A caretaker is believed to be driven by a number of factors to provide empathetic care to patients with dementia – even healthcare professionals have demonstrated a lack of understanding towards such patients.
However, with the advancement of technology, caregivers can now benefit from virtual and augmented reality experiences which equip them with compassion towards the patients, reports Medical Device.
One such VR or AR experience can be taken by exTraining2Care’s mobile virtual dementia tour (VDT).
The carers undertaking dementia care training witness the VDT simulating the mental and physical challenges being faced by dementia patients. Using sensory stimulation devices and instruction, the VDT simulation bombards the senses to deliver an experience which is designed to be as close to really having dementia as possible.
Through this tour, carers have the patient’s sight, hearing and sense of touch in their hands and feet dulled or removed, before being instructed to complete basic tasks with the limitations in place.
“With this bombardment of senses the delegates demonstrate classic dementia behaviours that we would see in the community, care and nursing environments,” said Glenn Knight, managing director at Training2Care.

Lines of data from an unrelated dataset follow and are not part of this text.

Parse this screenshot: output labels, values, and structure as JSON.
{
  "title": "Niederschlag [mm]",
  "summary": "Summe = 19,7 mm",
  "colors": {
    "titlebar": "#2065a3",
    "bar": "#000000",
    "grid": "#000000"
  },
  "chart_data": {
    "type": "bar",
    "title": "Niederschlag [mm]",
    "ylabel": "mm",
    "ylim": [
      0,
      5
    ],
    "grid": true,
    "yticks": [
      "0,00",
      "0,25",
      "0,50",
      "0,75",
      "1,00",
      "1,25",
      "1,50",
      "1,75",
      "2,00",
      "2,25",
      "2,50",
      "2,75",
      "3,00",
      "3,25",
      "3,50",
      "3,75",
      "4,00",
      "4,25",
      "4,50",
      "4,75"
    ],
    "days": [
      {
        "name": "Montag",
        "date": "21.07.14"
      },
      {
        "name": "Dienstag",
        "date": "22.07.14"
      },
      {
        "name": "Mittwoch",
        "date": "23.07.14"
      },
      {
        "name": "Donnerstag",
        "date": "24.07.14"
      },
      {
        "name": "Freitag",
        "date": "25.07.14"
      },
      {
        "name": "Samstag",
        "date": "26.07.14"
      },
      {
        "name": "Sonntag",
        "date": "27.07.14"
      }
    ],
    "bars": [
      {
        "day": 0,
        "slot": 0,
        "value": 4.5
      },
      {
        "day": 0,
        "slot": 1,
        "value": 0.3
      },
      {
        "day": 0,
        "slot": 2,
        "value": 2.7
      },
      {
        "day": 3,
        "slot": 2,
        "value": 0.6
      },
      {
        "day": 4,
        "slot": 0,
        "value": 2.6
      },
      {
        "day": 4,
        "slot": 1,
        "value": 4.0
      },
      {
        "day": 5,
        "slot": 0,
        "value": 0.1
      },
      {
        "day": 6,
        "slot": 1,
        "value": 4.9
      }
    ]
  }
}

Knight added, “Families, teachers and care staff constantly comment that after the experience they now understand why the person acts in the way that they do.”
Carers who took this virtual tour also reported feeling anxious, lost and vulnerable.
One device through which the virtual tour can be taken is VR headsets by a Japanese company Silver Wood. They created a series of films that the viewer experiences via a VR headset intended to give them a better taste of what is it to be a dementia patient.
“Unless we can understand what a person is experiencing we cannot make simple changes to improve their lives,” Knight said.
He continued, “Dementia training mainly focuses on what is happening to the brain, so courses do not improve practice because we are not treating the disease.”
“By understanding [the lived experience of a dementia patient],” Knight says, “we can ensure that we can improve practice, environments and attitudes to really make a difference.”